[R-sig-ME] Modeling truncated counts with glmer
João C P Santiago
joao.santiago at uni-tuebingen.de
Wed Feb 1 14:22:56 CET 2017
Thank you for your input! Only now did I go back to this model.
I'm having some doubts about the meaning of the intercept from my
binomial model.
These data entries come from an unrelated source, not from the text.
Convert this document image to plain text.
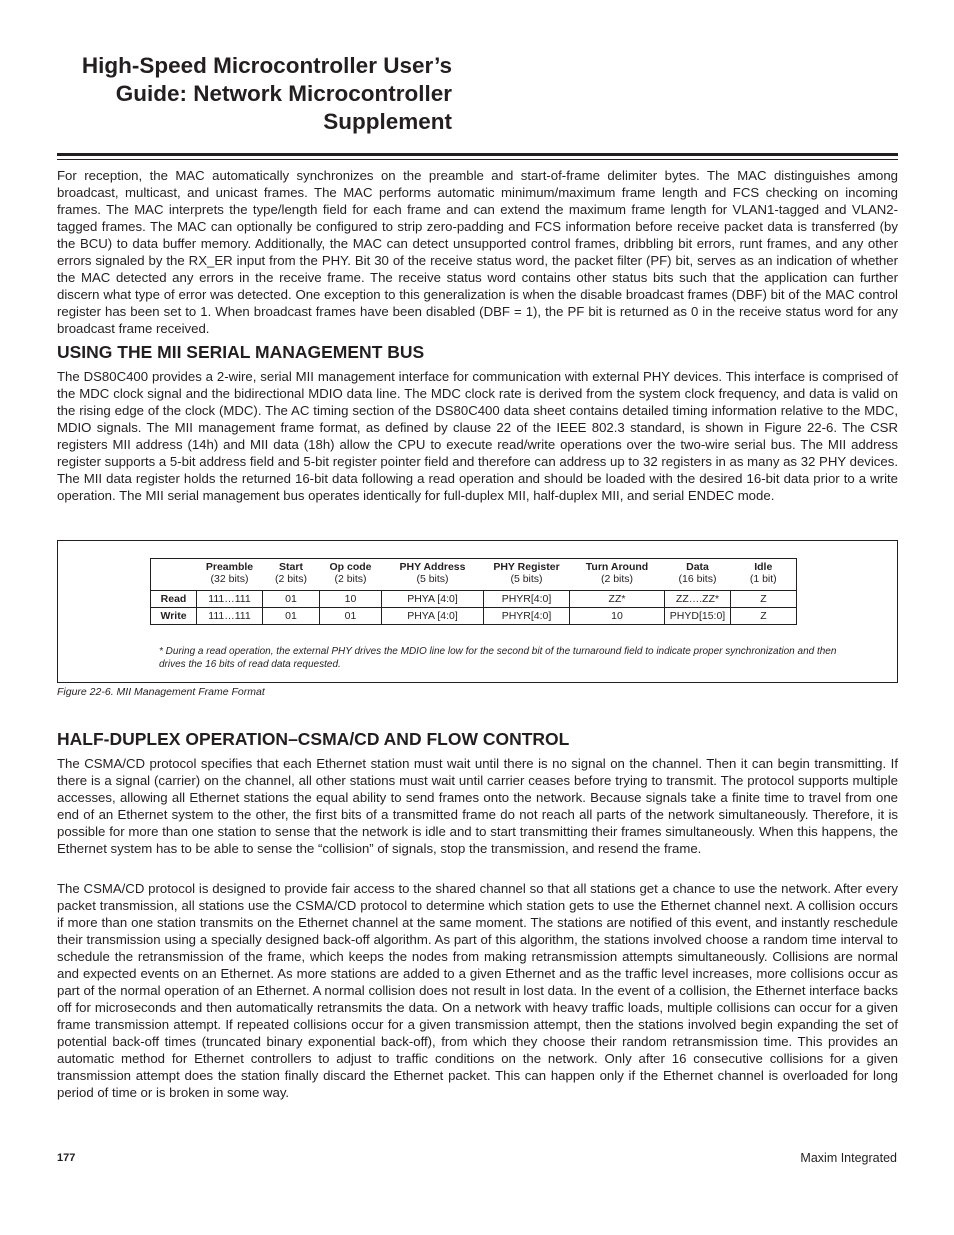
High-Speed Microcontroller User’s
Guide: Network Microcontroller
Supplement

For reception, the MAC automatically synchronizes on the preamble and start-of-frame delimiter bytes. The MAC distinguishes among broadcast, multicast, and unicast frames. The MAC performs automatic minimum/maximum frame length and FCS checking on incoming frames. The MAC interprets the type/length field for each frame and can extend the maximum frame length for VLAN1-tagged and VLAN2-tagged frames. The MAC can optionally be configured to strip zero-padding and FCS information before receive packet data is transferred (by the BCU) to data buffer memory. Additionally, the MAC can detect unsupported control frames, dribbling bit errors, runt frames, and any other errors signaled by the RX_ER input from the PHY. Bit 30 of the receive status word, the packet filter (PF) bit, serves as an indication of whether the MAC detected any errors in the receive frame. The receive status word contains other status bits such that the application can further discern what type of error was detected. One exception to this generalization is when the disable broadcast frames (DBF) bit of the MAC control register has been set to 1. When broadcast frames have been disabled (DBF = 1), the PF bit is returned as 0 in the receive status word for any broadcast frame received.

USING THE MII SERIAL MANAGEMENT BUS

The DS80C400 provides a 2-wire, serial MII management interface for communication with external PHY devices. This interface is comprised of the MDC clock signal and the bidirectional MDIO data line. The MDC clock rate is derived from the system clock frequency, and data is valid on the rising edge of the clock (MDC). The AC timing section of the DS80C400 data sheet contains detailed timing information relative to the MDC, MDIO signals. The MII management frame format, as defined by clause 22 of the IEEE 802.3 standard, is shown in Figure 22-6. The CSR registers MII address (14h) and MII data (18h) allow the CPU to execute read/write operations over the two-wire serial bus. The MII address register supports a 5-bit address field and 5-bit register pointer field and therefore can address up to 32 registers in as many as 32 PHY devices. The MII data register holds the returned 16-bit data following a read operation and should be loaded with the desired 16-bit data prior to a write operation. The MII serial management bus operates identically for full-duplex MII, half-duplex MII, and serial ENDEC mode.

	Preamble	Start	Op code	PHY Address	PHY Register	Turn Around	Data	Idle
	(32 bits)	(2 bits)	(2 bits)	(5 bits)	(5 bits)	(2 bits)	(16 bits)	(1 bit)
Read	111…111	01	10	PHYA [4:0]	PHYR[4:0]	ZZ*	ZZ….ZZ*	Z
Write	111…111	01	01	PHYA [4:0]	PHYR[4:0]	10	PHYD[15:0]	Z

* During a read operation, the external PHY drives the MDIO line low for the second bit of the turnaround field to indicate proper synchronization and then drives the 16 bits of read data requested.

Figure 22-6. MII Management Frame Format

HALF-DUPLEX OPERATION–CSMA/CD AND FLOW CONTROL

The CSMA/CD protocol specifies that each Ethernet station must wait until there is no signal on the channel. Then it can begin transmitting. If there is a signal (carrier) on the channel, all other stations must wait until carrier ceases before trying to transmit. The protocol supports multiple accesses, allowing all Ethernet stations the equal ability to send frames onto the network. Because signals take a finite time to travel from one end of an Ethernet system to the other, the first bits of a transmitted frame do not reach all parts of the network simultaneously. Therefore, it is possible for more than one station to sense that the network is idle and to start transmitting their frames simultaneously. When this happens, the Ethernet system has to be able to sense the “collision” of signals, stop the transmission, and resend the frame.

The CSMA/CD protocol is designed to provide fair access to the shared channel so that all stations get a chance to use the network. After every packet transmission, all stations use the CSMA/CD protocol to determine which station gets to use the Ethernet channel next. A collision occurs if more than one station transmits on the Ethernet channel at the same moment. The stations are notified of this event, and instantly reschedule their transmission using a specially designed back-off algorithm. As part of this algorithm, the stations involved choose a random time interval to schedule the retransmission of the frame, which keeps the nodes from making retransmission attempts simultaneously. Collisions are normal and expected events on an Ethernet. As more stations are added to a given Ethernet and as the traffic level increases, more collisions occur as part of the normal operation of an Ethernet. A normal collision does not result in lost data. In the event of a collision, the Ethernet interface backs off for microseconds and then automatically retransmits the data. On a network with heavy traffic loads, multiple collisions can occur for a given frame transmission attempt. If repeated collisions occur for a given transmission attempt, then the stations involved begin expanding the set of potential back-off times (truncated binary exponential back-off), from which they choose their random retransmission time. This provides an automatic method for Ethernet controllers to adjust to traffic conditions on the network. Only after 16 consecutive collisions for a given transmission attempt does the station finally discard the Ethernet packet. This can happen only if the Ethernet channel is overloaded for long period of time or is broken in some way.

177	Maxim Integrated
Here's the complete output:
Generalized linear mixed model fit by maximum likelihood (Laplace
Approximation) ['glmerMod']
Family: binomial ( logit )
Formula: cbind(correctPair, incorrectPair) ~ I(abruf - 1) * treatment +
version + (1 | subjectNumber)
Data: .
AIC BIC logLik deviance df.resid
691.4 708.4 -339.7 679.4 119
Scaled residuals:
Min 1Q Median 3Q Max
-3.2676 -0.7861 -0.0428 0.9417 2.7483
Random effects:
Groups Name Variance Std.Dev.
subjectNumber (Intercept) 0.7135 0.8447
Number of obs: 125, groups: subjectNumber, 21
Fixed effects:
Estimate Std. Error z value Pr(>|z|)
(Intercept) -0.07376 0.20096 -0.367 0.714
I(abruf - 1) 1.30891 0.06904 18.958 <2e-16 ***
treatmentStimulation 0.06116 0.09961 0.614 0.539
versionB -0.08709 0.07222 -1.206 0.228
I(abruf - 1):treatmentStimulation 0.03342 0.09727 0.344 0.731
---
Signif. codes: 0 ‘***’ 0.001 ‘**’ 0.01 ‘*’ 0.05 ‘.’ 0.1 ‘ ’ 1
Correlation of Fixed Effects:
(Intr) I(b-1) trtmnS versnB
I(abruf-1) -0.235
trtmntStmlt -0.254 0.482
versionB -0.189 -0.029 0.037
I(-1):trtmS 0.164 -0.681 -0.689 0.030
abruf has values c(1,2,3) so by -1 it starts at a more meaningful point.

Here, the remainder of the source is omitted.